The video also includes audio of the 911 call that led deputies to the area. In it, a woman reports an alleged domestic violence incident around 2 a.m. at an apartment building on Tu Su Lane.

According to a police statement, the deputies didn’t find the caller and went to the Chevron station across the street. One deputy spotted Barlow, who according to police said, “Can I kill you too,” before charging at him. (Body cam footage reviewed by The Daily Beast does appear to capture Barlow saying, “Can I … you too,” though what exactly he is saying from across the parking lot is hard to make out.)

Authorities also confirmed the deputies then struck Barlow with their batons, but said that was done after two tasers weren’t effective.

The second deputy also pepper-sprayed Barlow, police say, and he dropped the baton and walked off. Barlow was arrested after the deputies deployed a sheriff’s K-9 to pursue him.

Although the body-camera footage confirmed some of the deputies’ claims about the encounter, it only raised questions about other things.

At one point in an officer’s body-cam video, Barlow’s hands were in the air and he was standing shirtless, away from the cops, and yelling, “Help” while a taser’s red laser marked his chest before one of the deputies deployed it. The officer deployed the taser as Barlow turned to walk away.

A video posted to social media that was captured by a bystander from across the street paints a murkier image of the incident.

In the social media video, Barlow can be seen on the ground while officers kick him as he appears to grip one of their batons and his dog runs in circles.

Questions also remain about the initial encounter between Barlow and the deputies that police say kicked off the violent chain of events.

In the first body-cam released by cops, a deputy can be seen approaching the gas station pumps and yelling “Yo” to Barlow, who responds with “Hi” before jogging closer.

“Don’t run at me, bro,” the cop warns, as Barlow runs toward him. “Back up, you’re gonna get tased.”

“What do you want?” Barlow asks as he runs toward the deputy and raises his arms in the air. “What are you fucking with me for?”

From there, the cop deploys the taser and things immediately escalate. At the point when Barlow’s dog is shot, it was near Barlow, the footage shows.

The second deputy then grabs his German Shepherd police dog from a truck and chases after Barlow. “Help me!” Barlow shouts after the police dog jumps at him and he falls to the ground.

“Stop resisting! You’re under arrest!” one of the cops can be heard yelling. The images are too dark to see, but Barlow’s screams can be heard along with the growling.
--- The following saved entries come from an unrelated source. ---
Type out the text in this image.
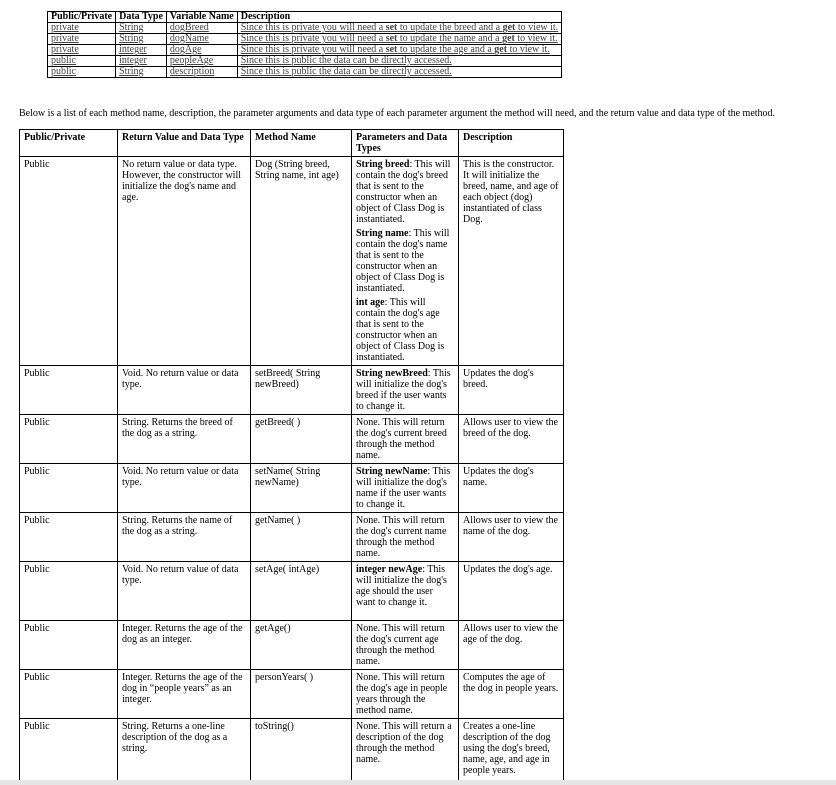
Public/Private	Data Type	Variable Name	Description
private	String	dogBreed	Since this is private you will need a set to update the breed and a get to view it.
private	String	dogName	Since this is private you will need a set to update the name and a get to view it.
private	integer	dogAge	Since this is private you will need a set to update the age and a get to view it.
public	integer	peopleAge	Since this is public the data can be directly accessed.
public	String	description	Since this is public the data can be directly accessed.
Below is a list of each method name, description, the parameter arguments and data type of each parameter argument the method will need, and the return value and data type of the method.
Public/Private	Return Value and Data Type	Method Name	Parameters and Data Types	Description
Public	No return value or data type. However, the constructor will initialize the dog's name and age.	Dog (String breed, String name, int age)	String breed: This will contain the dog's breed that is sent to the constructor when an object of Class Dog is instantiated.
String name: This will contain the dog's name that is sent to the constructor when an object of Class Dog is instantiated.
int age: This will contain the dog's age that is sent to the constructor when an object of Class Dog is instantiated.	This is the constructor. It will initialize the breed, name, and age of each object (dog) instantiated of class Dog.
Public	Void. No return value or data type.	setBreed( String newBreed)	String newBreed: This will initialize the dog's breed if the user wants to change it.	Updates the dog's breed.
Public	String. Returns the breed of the dog as a string.	getBreed( )	None. This will return the dog's current breed through the method name.	Allows user to view the breed of the dog.
Public	Void. No return value or data type.	setName( String newName)	String newName: This will initialize the dog's name if the user wants to change it.	Updates the dog's name.
Public	String. Returns the name of the dog as a string.	getName( )	None. This will return the dog's current name through the method name.	Allows user to view the name of the dog.
Public	Void. No return value of data type.	setAge( intAge)	integer newAge: This will initialize the dog's age should the user want to change it.	Updates the dog's age.
Public	Integer. Returns the age of the dog as an integer.	getAge()	None. This will return the dog's current age through the method name.	Allows user to view the age of the dog.
Public	Integer. Returns the age of the dog in “people years” as an integer.	personYears( )	None. This will return the dog's age in people years through the method name.	Computes the age of the dog in people years.
Public	String. Returns a one-line description of the dog as a string.	toString()	None. This will return a description of the dog through the method name.	Creates a one-line description of the dog using the dog's breed, name, age, and age in people years.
Police said Barlow was transported to the hospital “with one dog bite and multiple lacerations from the struggle, and the use of taser darts and batons.”

Footage from a third body cam, from a Bishop Police Department officer, showed Barlow lying naked in a pool of blood while the cops told him they were trying to render aid.

While Barlow’s condition is unclear, local radio station Sierra Wave published a photo of him with a breathing tube in the hospital.

Barlow’s family did not return messages from The Daily Beast seeking comment, but one relative posted to Facebook Monday with an update: “George had the tubes taken out!!! He is breathing on his own with medication as well… his voice is a little raspy, probably from the tubes, but I hear he is in good spirits!!!”

On Tuesday, according to the Sierra Wave, friends and relatives demanded an investigation at a meeting of the Inyo County Board of Supervisors.

“What would you do if George Barlow was your son? The whole community is your family,” said one person identified as Roger Barlow.

The board chair replied that “legally we can’t discuss” the matter. Sheriff Jeff Hollowell then told the crowd that his agency hired an independent firm to conduct an investigation, which should take about three weeks.

Sandoval told The Daily Beast it’s “absolutely absurd” that Barlow is still facing charges.

“He wasn’t a threat to anyone, he did not deserve this,” she said.